His solution surprised them.
“Let’s buy you a house,” he said.
Tennyson and his wife began purchasing homes closer to company locations and creating lease-to-own arrangements that helped employees relocate and stabilize their family lives.
The company has also expanded employee benefits, including full benefits and generous paid time off after bringing on an investor partner.
The culture of generosity, Tennyson said, has become self-sustaining.
“They bring situations to us now,” he said of employees. “They’ll say, ‘We met this guy; this thing happened.’ And I’ll say, ‘Sweet, take care of it.’”
For Tennyson, the approach is grounded partly in faith and partly in a belief that business owners carry responsibilities alongside financial success.
“You have the right to do whatever you want. You’ve been given free will,” he said. “But you also have the responsibility to love really well. And if you have a resource to do that, it’s your job.”
There were moments, he admitted, when it would have been easier to prioritize personal wealth over reinvesting in employees, community programs and acts of giving.
“I remember thinking, ‘I’ve worked really hard for three years. People do this — they cash out,’” he said. “You realize emotionally why people stop there.”
Instead, he said, the company continues choosing what he calls “financially irresponsible leaps” to help people when needs arise.

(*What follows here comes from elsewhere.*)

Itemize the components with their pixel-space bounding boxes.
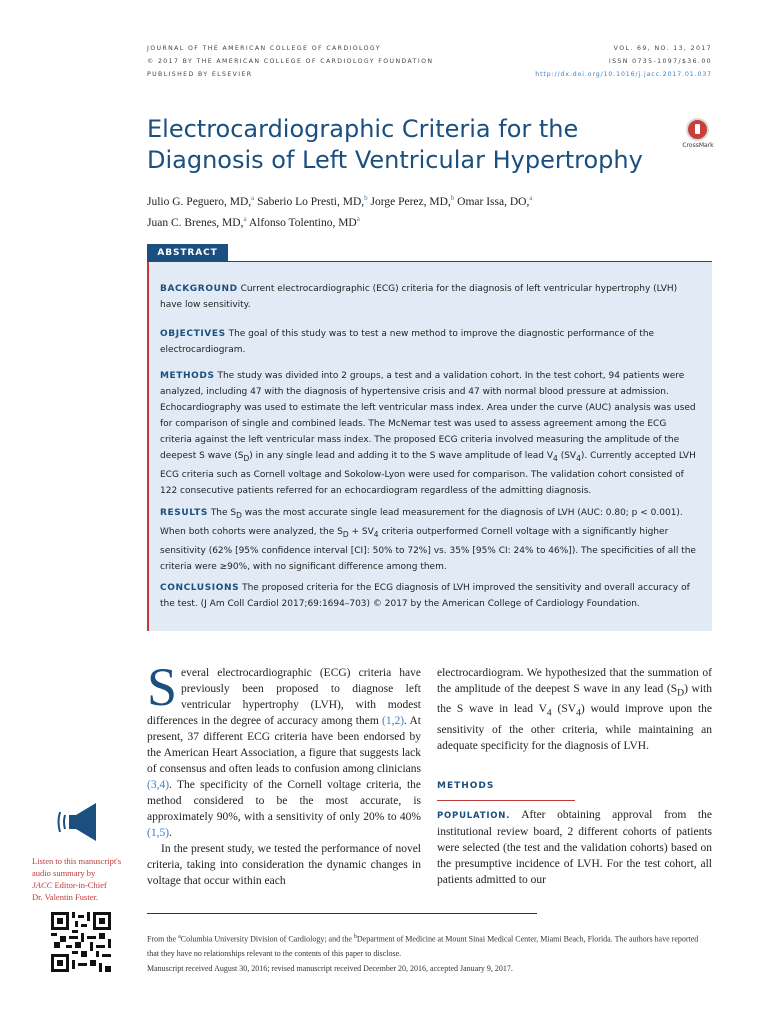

And somehow, he said, it keeps working.
“We don’t fully know how it all works,” Tennyson said. “But the right people keep showing up at the right time. The needs we’re supposed to meet keep finding us. And every time we’ve taken what looked like a financially irresponsible leap to do the right thing, it’s come back around.”

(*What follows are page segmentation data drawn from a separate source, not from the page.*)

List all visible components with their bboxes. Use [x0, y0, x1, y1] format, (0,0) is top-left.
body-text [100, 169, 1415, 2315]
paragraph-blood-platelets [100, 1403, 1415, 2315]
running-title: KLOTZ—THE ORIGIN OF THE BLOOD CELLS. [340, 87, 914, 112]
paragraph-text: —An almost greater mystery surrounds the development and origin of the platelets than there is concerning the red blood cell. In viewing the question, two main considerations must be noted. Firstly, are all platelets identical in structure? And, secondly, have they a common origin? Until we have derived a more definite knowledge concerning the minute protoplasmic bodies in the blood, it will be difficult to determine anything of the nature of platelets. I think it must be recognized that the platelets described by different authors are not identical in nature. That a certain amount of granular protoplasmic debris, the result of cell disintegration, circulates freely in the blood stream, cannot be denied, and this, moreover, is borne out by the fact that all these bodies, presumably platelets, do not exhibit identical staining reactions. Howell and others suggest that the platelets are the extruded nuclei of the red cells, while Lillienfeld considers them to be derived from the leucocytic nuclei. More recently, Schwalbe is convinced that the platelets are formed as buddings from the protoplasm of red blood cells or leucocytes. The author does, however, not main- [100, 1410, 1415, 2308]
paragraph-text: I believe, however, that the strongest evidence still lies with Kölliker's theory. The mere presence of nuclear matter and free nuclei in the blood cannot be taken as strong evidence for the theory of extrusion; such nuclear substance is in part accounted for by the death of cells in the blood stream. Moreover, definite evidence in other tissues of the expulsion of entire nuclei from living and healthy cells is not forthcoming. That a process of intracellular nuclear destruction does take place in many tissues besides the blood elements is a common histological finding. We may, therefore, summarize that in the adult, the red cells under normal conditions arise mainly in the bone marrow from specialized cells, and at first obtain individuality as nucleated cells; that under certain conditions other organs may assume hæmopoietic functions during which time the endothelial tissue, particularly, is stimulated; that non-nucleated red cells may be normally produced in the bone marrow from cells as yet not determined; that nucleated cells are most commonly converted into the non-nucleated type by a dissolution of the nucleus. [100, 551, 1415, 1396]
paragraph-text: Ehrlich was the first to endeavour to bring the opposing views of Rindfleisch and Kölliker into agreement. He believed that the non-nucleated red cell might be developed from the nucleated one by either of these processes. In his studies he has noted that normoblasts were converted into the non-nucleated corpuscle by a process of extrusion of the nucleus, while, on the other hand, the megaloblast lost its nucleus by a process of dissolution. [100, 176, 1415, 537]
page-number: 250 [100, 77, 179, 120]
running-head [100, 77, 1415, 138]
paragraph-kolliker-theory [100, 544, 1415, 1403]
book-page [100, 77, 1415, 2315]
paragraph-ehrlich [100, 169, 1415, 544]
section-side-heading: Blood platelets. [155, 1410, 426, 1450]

For the Sheridan and Chandler families, the company’s philosophy became tangible in the form of shingles, decking and labor — but also something larger.
“I tell everybody they did it for free,” Clara Sheridan said. “Some people might be embarrassed, but I’m just totally blown away by this. I’m so thankful. They may not realize what a big blessing they were, but it came at exactly the right time.”
And for Chandler, the experience changed the way he views local businesses entirely.
“For a for-profit company to reach out like that — and especially this last year, when Tanner said they gave away two of them — that’s a good chunk of money for Tanner to hand out to the community and absorb for his team,” he said.
“We’re very, very grateful,” Chandler said.